Configure the run with environment variables:

Variable	Default	Description
`PUBSUB_BENCHMARK_EVENT_COUNT`	`1000`	Number of events per benchmark scenario.
`PUBSUB_BENCHMARK_PUBLISH_CONCURRENCY`	`50`	Concurrent publish calls.
`PUBSUB_BENCHMARK_SUBSCRIBE_CONCURRENCY`	`32`	Requested subscriber concurrency.
`PUBSUB_BENCHMARK_NOT_BEFORE_MS`	`1000`	Delay before scheduled delivery in the scheduled scenario.
`PUBSUB_BENCHMARK_SCHEDULER_ONLY_NOT_BEFORE_MS`	`0`	Delay before scheduled delivery in the scheduler-only scenario.
`PUBSUB_BENCHMARK_TIMEOUT_MS`	`120000`	Per-scenario delivery timeout.
`PUBSUB_BENCHMARK_TEST_TIMEOUT_MS`	`300000`	Vitest timeout for the benchmark file.
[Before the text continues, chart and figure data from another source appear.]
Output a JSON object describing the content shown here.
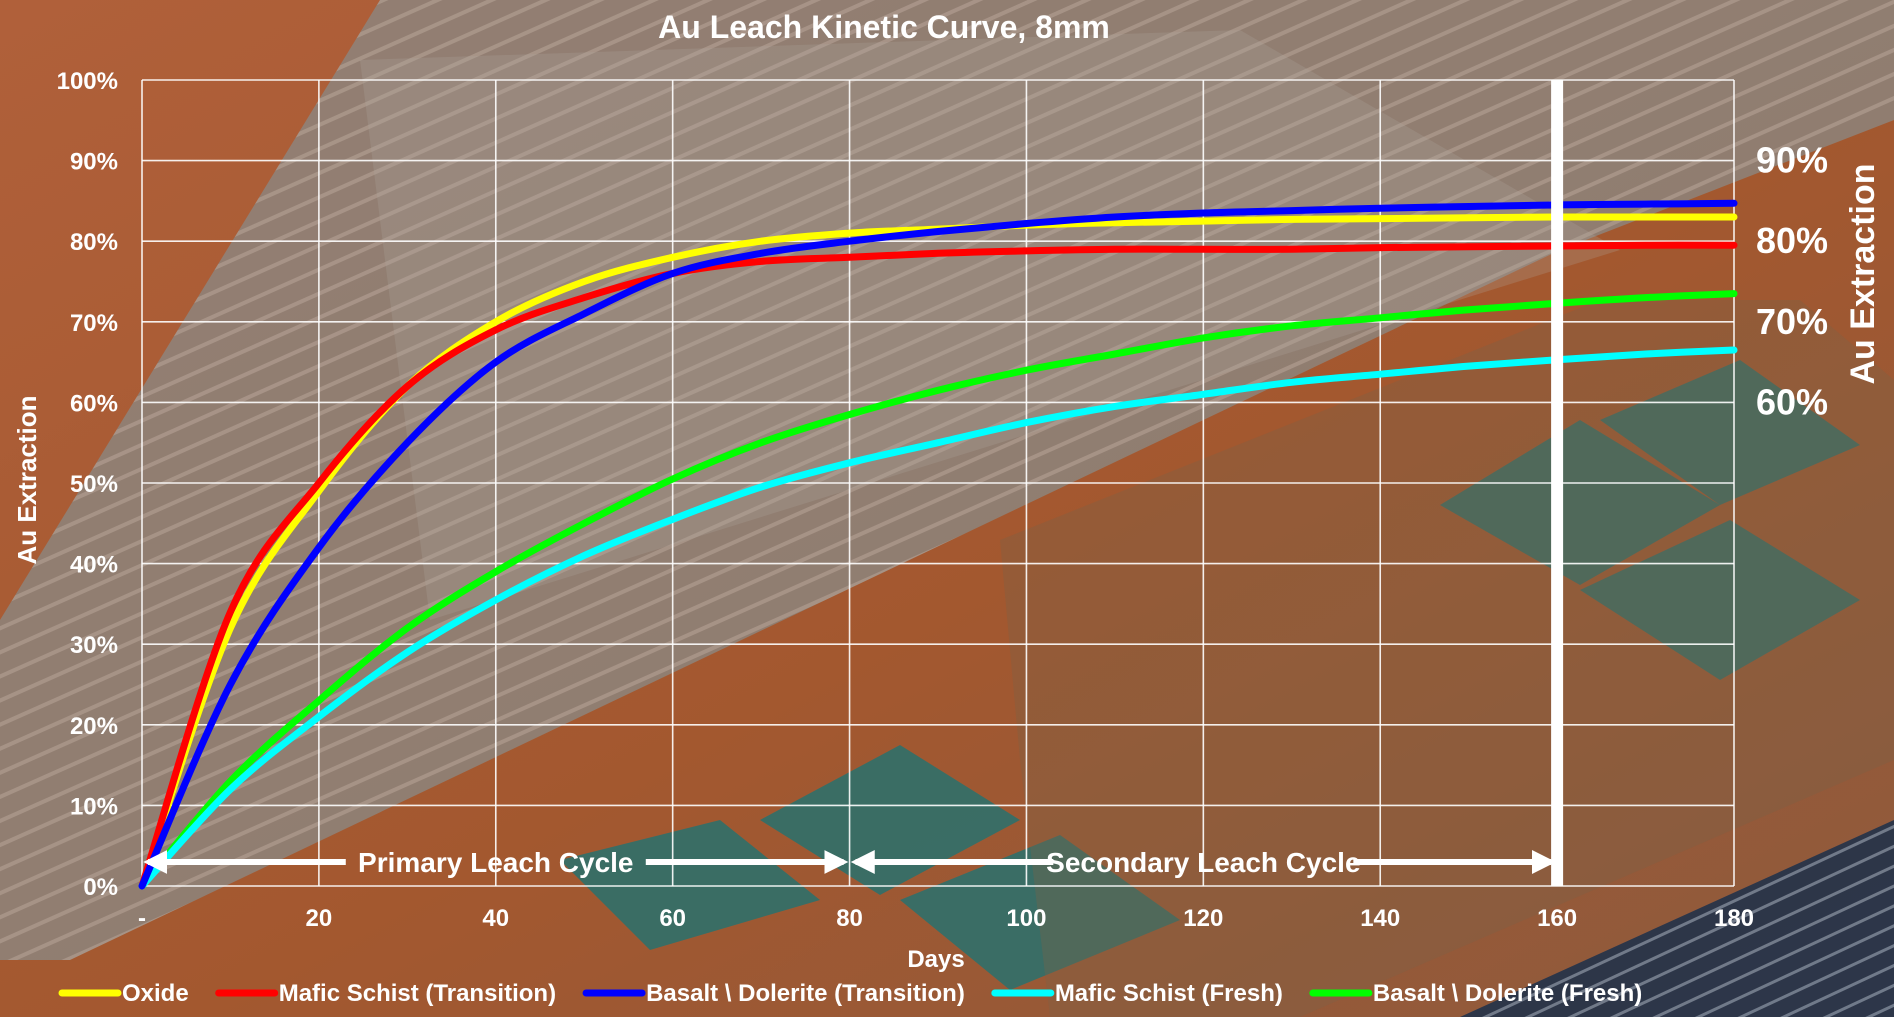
{
  "chart_data": {
    "type": "line",
    "title": "Au Leach Kinetic Curve, 8mm",
    "xlabel": "Days",
    "ylabel": "Au Extraction",
    "xlim": [
      0,
      180
    ],
    "ylim": [
      0,
      1
    ],
    "x_ticks": [
      0,
      20,
      40,
      60,
      80,
      100,
      120,
      140,
      160,
      180
    ],
    "x_tick_labels": [
      "-",
      "20",
      "40",
      "60",
      "80",
      "100",
      "120",
      "140",
      "160",
      "180"
    ],
    "y_ticks": [
      0,
      0.1,
      0.2,
      0.3,
      0.4,
      0.5,
      0.6,
      0.7,
      0.8,
      0.9,
      1.0
    ],
    "y_tick_labels": [
      "0%",
      "10%",
      "20%",
      "30%",
      "40%",
      "50%",
      "60%",
      "70%",
      "80%",
      "90%",
      "100%"
    ],
    "secondary_axis": {
      "label": "Au Extraction",
      "ticks": [
        0.6,
        0.7,
        0.8,
        0.9
      ],
      "tick_labels": [
        "60%",
        "70%",
        "80%",
        "90%"
      ]
    },
    "grid": true,
    "legend_position": "bottom",
    "x": [
      0,
      10,
      20,
      30,
      40,
      50,
      60,
      70,
      80,
      90,
      100,
      110,
      120,
      130,
      140,
      150,
      160,
      170,
      180
    ],
    "series": [
      {
        "name": "Oxide",
        "color": "#ffff00",
        "values": [
          0.0,
          0.32,
          0.49,
          0.62,
          0.7,
          0.75,
          0.78,
          0.8,
          0.81,
          0.815,
          0.82,
          0.823,
          0.825,
          0.827,
          0.828,
          0.829,
          0.83,
          0.83,
          0.83
        ]
      },
      {
        "name": "Mafic Schist (Transition)",
        "color": "#ff0000",
        "values": [
          0.0,
          0.34,
          0.5,
          0.62,
          0.69,
          0.73,
          0.76,
          0.775,
          0.78,
          0.785,
          0.788,
          0.79,
          0.79,
          0.79,
          0.792,
          0.793,
          0.794,
          0.795,
          0.795
        ]
      },
      {
        "name": "Basalt \\ Dolerite (Transition)",
        "color": "#0000ff",
        "values": [
          0.0,
          0.25,
          0.42,
          0.55,
          0.65,
          0.71,
          0.76,
          0.785,
          0.8,
          0.812,
          0.822,
          0.83,
          0.835,
          0.838,
          0.841,
          0.843,
          0.845,
          0.846,
          0.847
        ]
      },
      {
        "name": "Mafic Schist (Fresh)",
        "color": "#00ffff",
        "values": [
          0.0,
          0.12,
          0.21,
          0.29,
          0.355,
          0.41,
          0.455,
          0.495,
          0.525,
          0.55,
          0.575,
          0.595,
          0.61,
          0.625,
          0.635,
          0.645,
          0.653,
          0.66,
          0.665
        ]
      },
      {
        "name": "Basalt \\ Dolerite (Fresh)",
        "color": "#00ff00",
        "values": [
          0.0,
          0.13,
          0.23,
          0.32,
          0.39,
          0.45,
          0.505,
          0.55,
          0.585,
          0.615,
          0.64,
          0.66,
          0.68,
          0.695,
          0.705,
          0.715,
          0.723,
          0.73,
          0.735
        ]
      }
    ],
    "annotations": {
      "primary": {
        "label": "Primary Leach Cycle",
        "x_start": 0,
        "x_end": 80
      },
      "secondary": {
        "label": "Secondary Leach Cycle",
        "x_start": 80,
        "x_end": 160
      },
      "marker_line_x": 160
    }
  }
}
Example shorter smoke run:

PUBSUB_BENCHMARK_EVENT_COUNT=100 pnpm moon run pubsub:benchmark

Benchmark methodology and interpretation notes live in BENCHMARK.md.

Production Checklist

For a production Kafka deployment:

provision scheduler topics with compaction, unlimited schedule retention, adequate partitions, and adequate replication
configure deadLetterTopic
set router.subscribe({ maxAttempts })
make handlers idempotent; delivery is durable and at least once, not exactly once
wire interceptors into logs or metrics
run pnpm moon run pubsub:load-test at an event count that reflects expected traffic
run pnpm moon run pubsub:benchmark when publishing throughput and latency numbers
configure Confluent client authentication, TLS, timeouts, retries, and broker settings outside the transport-neutral API

Kafka-specific tuning such as brokers, TLS, SASL, offsets, partitions, and group behavior belongs in the Confluent client configuration passed to this transport, not in the transport-neutral pubsub core.